Пионер, 1954 № 08 - страница 2
А может быть, оттого Зине казалась эта комната такой нарядной и радостной, что ей было в этой комнате очень уютно и хорошо. Здесь они могли с Фатьмой сколько угодно болтать и смеяться и никто не вмешивался в их разговоры, никто не останавливал их. Дарима вечно что-нибудь делала во дворе. А когда она была дома, то это ещё лучше. Дарима сама любила и болтать и смеяться с девочками, любила выспрашивать все школьные новости: и кто как отвечал сегодня, и какую отметку получил, и что было на пионерском сборе, и когда будет какой-нибудь школьный вечер, - пусть ей заранее скажут, она тоже обязательно придёт на этот вечер.
Сейчас, в этот закатный час, девочки сидели одни. Зина рисовала, расположившись посредине стола, а Фатьма, забравшись на стул с ногами и навалившись на стол, смотрела.
На подоконнике, тесно уставленном цветами, стоял на высокой подставке красный амариллис - гордость и радость Даримы. Эту луковицу она добыла у кого-то из жильцов, заботливо выхаживала её, давала отдыхать в осенние месяцы и не забывала поливать в жару. Луковица выросла и расцвела. За окном лежал сугроб. Серебряный морозный узор, тронутый розовыми искрами, светился по краям стёкол. А красные лепестки амариллиса пламенели под лучами заката. Зина рисовала этот цветок, старательно подбирая и смешивая краски. Ей так хотелось передать красное сияние этих лепестков, их атласную свежесть, их узенькие чёрные тычинки, доверчиво и мило глядящие из раскрытых чашечек…

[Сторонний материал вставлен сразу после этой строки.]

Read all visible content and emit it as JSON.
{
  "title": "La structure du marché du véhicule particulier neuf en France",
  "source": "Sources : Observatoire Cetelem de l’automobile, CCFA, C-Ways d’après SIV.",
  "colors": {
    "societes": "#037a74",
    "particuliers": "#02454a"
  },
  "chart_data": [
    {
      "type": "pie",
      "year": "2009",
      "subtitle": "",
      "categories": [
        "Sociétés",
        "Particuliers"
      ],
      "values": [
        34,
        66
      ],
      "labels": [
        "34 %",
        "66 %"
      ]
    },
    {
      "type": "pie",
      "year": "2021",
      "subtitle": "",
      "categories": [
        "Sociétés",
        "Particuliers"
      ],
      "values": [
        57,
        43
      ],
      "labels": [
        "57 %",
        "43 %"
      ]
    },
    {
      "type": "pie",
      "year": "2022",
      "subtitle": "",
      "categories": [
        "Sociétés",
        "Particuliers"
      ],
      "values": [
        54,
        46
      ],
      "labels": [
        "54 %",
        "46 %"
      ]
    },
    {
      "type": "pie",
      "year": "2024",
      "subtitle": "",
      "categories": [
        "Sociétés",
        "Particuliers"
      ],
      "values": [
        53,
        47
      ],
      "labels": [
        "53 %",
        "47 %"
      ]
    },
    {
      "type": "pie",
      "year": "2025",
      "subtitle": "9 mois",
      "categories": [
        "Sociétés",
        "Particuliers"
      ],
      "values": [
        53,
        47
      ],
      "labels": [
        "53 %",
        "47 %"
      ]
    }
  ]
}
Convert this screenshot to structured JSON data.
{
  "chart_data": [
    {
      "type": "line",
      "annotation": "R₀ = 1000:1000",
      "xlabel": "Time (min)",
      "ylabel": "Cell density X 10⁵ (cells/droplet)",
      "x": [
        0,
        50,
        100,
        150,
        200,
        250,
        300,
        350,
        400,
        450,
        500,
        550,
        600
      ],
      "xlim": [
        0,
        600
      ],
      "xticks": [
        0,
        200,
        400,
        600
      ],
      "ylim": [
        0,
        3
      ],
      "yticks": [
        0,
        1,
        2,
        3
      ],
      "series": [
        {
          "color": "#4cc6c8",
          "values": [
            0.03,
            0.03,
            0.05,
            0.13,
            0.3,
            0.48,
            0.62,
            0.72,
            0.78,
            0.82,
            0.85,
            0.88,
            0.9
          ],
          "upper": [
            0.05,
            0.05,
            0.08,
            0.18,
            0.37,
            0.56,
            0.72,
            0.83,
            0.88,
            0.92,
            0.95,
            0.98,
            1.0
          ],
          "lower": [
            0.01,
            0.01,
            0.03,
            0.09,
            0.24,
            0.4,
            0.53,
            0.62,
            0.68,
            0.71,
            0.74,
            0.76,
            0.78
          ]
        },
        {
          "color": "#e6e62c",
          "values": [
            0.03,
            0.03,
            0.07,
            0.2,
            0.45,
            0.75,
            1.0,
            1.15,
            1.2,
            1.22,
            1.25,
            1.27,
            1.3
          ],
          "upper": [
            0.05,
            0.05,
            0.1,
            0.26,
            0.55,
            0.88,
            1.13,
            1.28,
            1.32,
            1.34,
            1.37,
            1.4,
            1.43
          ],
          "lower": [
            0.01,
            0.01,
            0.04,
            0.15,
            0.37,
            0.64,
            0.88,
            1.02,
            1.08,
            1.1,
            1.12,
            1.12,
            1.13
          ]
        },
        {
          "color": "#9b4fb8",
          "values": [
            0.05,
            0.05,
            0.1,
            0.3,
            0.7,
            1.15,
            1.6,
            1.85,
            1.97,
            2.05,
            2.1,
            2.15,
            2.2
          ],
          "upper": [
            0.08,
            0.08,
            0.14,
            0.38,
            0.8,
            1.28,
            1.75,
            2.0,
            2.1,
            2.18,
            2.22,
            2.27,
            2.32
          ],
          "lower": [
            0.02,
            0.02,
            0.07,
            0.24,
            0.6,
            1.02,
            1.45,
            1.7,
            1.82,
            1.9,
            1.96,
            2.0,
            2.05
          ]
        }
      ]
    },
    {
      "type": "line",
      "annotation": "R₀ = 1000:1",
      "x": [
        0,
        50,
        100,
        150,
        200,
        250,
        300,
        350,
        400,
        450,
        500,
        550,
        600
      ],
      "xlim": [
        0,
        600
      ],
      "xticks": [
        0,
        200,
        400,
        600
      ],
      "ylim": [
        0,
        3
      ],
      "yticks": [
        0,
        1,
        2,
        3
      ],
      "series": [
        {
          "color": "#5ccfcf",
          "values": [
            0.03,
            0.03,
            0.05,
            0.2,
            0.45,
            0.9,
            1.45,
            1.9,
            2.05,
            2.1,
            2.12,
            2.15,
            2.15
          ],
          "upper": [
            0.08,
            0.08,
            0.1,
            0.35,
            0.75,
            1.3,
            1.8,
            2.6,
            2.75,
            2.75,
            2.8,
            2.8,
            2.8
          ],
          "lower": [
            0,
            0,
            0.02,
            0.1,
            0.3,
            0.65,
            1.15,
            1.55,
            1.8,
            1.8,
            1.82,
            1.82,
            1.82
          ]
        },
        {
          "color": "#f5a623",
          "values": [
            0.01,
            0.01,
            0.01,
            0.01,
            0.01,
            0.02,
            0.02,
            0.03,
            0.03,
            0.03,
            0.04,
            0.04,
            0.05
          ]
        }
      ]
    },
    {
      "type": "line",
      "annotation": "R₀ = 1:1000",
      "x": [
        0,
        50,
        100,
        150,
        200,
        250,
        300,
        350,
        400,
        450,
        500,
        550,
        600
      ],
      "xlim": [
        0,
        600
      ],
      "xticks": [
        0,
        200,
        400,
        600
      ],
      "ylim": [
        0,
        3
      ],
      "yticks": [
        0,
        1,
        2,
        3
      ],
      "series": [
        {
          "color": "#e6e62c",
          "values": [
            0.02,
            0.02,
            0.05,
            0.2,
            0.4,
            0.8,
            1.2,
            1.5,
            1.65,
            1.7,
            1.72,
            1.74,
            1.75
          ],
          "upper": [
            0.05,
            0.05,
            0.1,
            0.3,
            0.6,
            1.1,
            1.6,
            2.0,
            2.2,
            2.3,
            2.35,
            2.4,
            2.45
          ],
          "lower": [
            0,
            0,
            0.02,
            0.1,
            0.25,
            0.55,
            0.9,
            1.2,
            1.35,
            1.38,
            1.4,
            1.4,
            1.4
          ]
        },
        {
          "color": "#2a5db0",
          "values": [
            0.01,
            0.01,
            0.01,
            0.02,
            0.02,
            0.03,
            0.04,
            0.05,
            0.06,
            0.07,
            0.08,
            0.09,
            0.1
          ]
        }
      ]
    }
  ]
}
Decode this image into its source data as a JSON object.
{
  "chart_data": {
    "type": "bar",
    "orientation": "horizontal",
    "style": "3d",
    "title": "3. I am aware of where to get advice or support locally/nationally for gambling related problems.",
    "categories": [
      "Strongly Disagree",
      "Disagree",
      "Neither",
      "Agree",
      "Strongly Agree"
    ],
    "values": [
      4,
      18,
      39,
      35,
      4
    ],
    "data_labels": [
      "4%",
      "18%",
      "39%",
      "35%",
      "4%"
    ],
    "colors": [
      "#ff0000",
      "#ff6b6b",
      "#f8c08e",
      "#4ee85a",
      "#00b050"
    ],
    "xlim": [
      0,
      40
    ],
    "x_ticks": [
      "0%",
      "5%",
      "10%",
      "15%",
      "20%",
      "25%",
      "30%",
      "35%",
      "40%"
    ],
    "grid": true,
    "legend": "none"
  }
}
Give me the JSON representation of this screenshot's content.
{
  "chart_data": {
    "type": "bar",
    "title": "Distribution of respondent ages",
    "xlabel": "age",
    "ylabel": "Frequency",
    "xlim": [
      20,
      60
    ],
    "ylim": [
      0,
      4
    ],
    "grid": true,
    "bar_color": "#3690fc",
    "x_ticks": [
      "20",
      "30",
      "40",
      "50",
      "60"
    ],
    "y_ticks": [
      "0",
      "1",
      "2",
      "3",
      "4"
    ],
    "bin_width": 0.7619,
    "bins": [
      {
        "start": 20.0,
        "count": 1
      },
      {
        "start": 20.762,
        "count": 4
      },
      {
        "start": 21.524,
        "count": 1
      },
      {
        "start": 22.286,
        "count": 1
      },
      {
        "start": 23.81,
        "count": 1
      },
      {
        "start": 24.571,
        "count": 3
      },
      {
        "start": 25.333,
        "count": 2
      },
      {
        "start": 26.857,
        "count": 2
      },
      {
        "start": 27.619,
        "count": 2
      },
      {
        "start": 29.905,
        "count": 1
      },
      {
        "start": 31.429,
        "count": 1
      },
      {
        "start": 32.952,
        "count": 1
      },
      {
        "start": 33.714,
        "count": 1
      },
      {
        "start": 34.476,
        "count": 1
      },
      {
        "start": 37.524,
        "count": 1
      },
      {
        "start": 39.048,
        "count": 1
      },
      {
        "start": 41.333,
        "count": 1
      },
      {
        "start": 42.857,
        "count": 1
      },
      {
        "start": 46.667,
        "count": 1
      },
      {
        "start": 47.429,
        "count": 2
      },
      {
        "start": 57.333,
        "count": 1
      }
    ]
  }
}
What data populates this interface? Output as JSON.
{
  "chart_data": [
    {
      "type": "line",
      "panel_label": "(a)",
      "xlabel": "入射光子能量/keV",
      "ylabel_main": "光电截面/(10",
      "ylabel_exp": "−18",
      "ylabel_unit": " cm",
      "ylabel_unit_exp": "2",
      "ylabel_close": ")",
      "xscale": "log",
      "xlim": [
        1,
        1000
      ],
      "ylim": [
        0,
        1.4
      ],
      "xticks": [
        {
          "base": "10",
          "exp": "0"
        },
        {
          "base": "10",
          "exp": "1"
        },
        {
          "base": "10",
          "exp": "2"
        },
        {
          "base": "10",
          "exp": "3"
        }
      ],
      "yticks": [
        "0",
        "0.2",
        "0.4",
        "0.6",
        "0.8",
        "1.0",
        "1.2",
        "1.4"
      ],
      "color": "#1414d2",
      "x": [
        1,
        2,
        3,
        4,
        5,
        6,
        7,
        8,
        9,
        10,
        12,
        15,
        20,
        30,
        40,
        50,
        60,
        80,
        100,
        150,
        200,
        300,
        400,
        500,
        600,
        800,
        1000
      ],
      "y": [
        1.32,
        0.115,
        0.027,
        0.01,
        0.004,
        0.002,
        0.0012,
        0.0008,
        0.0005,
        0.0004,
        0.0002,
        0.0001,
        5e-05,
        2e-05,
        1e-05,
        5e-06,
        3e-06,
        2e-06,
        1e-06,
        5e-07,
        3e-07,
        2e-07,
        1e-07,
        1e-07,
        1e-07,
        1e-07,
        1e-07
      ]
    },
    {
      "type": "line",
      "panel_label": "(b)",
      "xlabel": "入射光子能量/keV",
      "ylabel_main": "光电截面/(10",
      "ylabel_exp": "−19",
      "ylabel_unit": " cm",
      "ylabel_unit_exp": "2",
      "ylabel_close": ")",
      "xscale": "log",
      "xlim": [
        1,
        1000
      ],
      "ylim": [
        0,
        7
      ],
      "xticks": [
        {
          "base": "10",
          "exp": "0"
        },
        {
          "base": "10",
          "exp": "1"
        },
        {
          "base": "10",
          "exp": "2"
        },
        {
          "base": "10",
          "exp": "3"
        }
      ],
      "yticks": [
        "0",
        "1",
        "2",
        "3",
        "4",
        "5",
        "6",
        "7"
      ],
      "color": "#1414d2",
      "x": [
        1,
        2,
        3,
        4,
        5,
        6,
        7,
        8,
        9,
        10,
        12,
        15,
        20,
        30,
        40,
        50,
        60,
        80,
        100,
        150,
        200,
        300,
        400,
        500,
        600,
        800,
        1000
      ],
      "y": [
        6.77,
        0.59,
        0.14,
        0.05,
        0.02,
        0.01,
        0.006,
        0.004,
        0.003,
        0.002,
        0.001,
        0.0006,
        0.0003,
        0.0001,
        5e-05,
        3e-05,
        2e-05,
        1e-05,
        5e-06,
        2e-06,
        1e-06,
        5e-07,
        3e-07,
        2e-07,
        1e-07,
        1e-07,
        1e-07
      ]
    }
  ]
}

- Получается… - шёпотом, словно боясь спугнуть то, что возникало под рукой Зины, сказала Фатьма. - Ой, Зиночка, получается!…
Зина, не отвечая, вся охваченная неспокойной радостью творчества, ловила кисточкой отсвет солнца на лепестках, ловила и торопилась, потому что солнце это становилось всё бледнее и бледнее…
Дарима и Фатьма жили в дворницкой, в маленьком домике, который стоял, прижавшись к высокой кирпичной стене соседнего дома. У них были свои сени, своё крыльцо, свой палисадник под окнами. Снежные кусты сирени дремали у самых окон, погружённые в неподвижность зимнего покоя.
Кто-то вдруг пробежал мимо этих кустов. Хлопнул дверью, загремел оставленной в сенях лопатой. Фатьма проворно соскочила со стула и выбежала в кухню: кто там явился?
Явился Антон, подрумяненный морозом и с застывшими слезинками на глазах:
- Зина у вас?
- У нас, Антон! - Фатьма тотчас принялась раздевать парнишку. Иди скорей, приложи руки к печке, у нас печка тёплая!
- Ты как хвост у меня, Антон, - сказала Зина, увидев брата. - Куда я, туда и ты.
- Да-а… - проворчал Антон и шмыгнул носом, собираясь заплакать. - А если она цветок но отдаёт!
- Цветок?
- Ну, мой цветок! Я его в школу обещал… Мне ещё мама дала. А она не отдаёт!…
Закатное небо погасло. Тёплые отсветы в комнате исчезли, красный цветок потускнел. Зина положила кисточку.
- А нельзя, если в школу не нести? - осторожно спросила Фатьма.
- Нельзя! - твёрдо ответила Зина. - Он обещал.
- Я обещал, когда будет расцветать… - Антон захлюпал носом, - а вот он уж и расцветает. И мама говорила… А она теперь не отдаёт!…
- Это кто такой здесь сырость разводит? - послышался весёлый голос Даримы.
Она вошла свежая и румяная, стряхнула иней с платка, зачесала гребёнкой чёрные вьющиеся волосы.
- Это ты, Антон, сырость разводишь? Что с тобой случилось? Ах ты, снегирь краснощёкий!
Не успели девочки объяснить, что случилось, как в дверь раздался негромкий стук. Фатьма побежала открывать.
- Ой! - В голосе Фатьмы прозвучало удивление. - Это ты?
- Кто такой? - спросила Дарима.
В комнату вошла Тамара Белокурова. Зина и Фатьма переглянулись.
- Девочки, я к вам, - стараясь держаться как можно свободнее, сказала Тамара.
- Когда приходят в дом, то с хозяевами здороваются, - вдруг сказала Дарима. Её круглое лицо приняло надменное выражение.
Фатьма, зная её горячий, обидчивый нрав, испугалась:
- Мама! Ну, что ты…
Но Дарима будто не слышала.
- А если инженеровы дочки не хотят здороваться с дворниками, - продолжала она, - то пусть они к ним не ходят.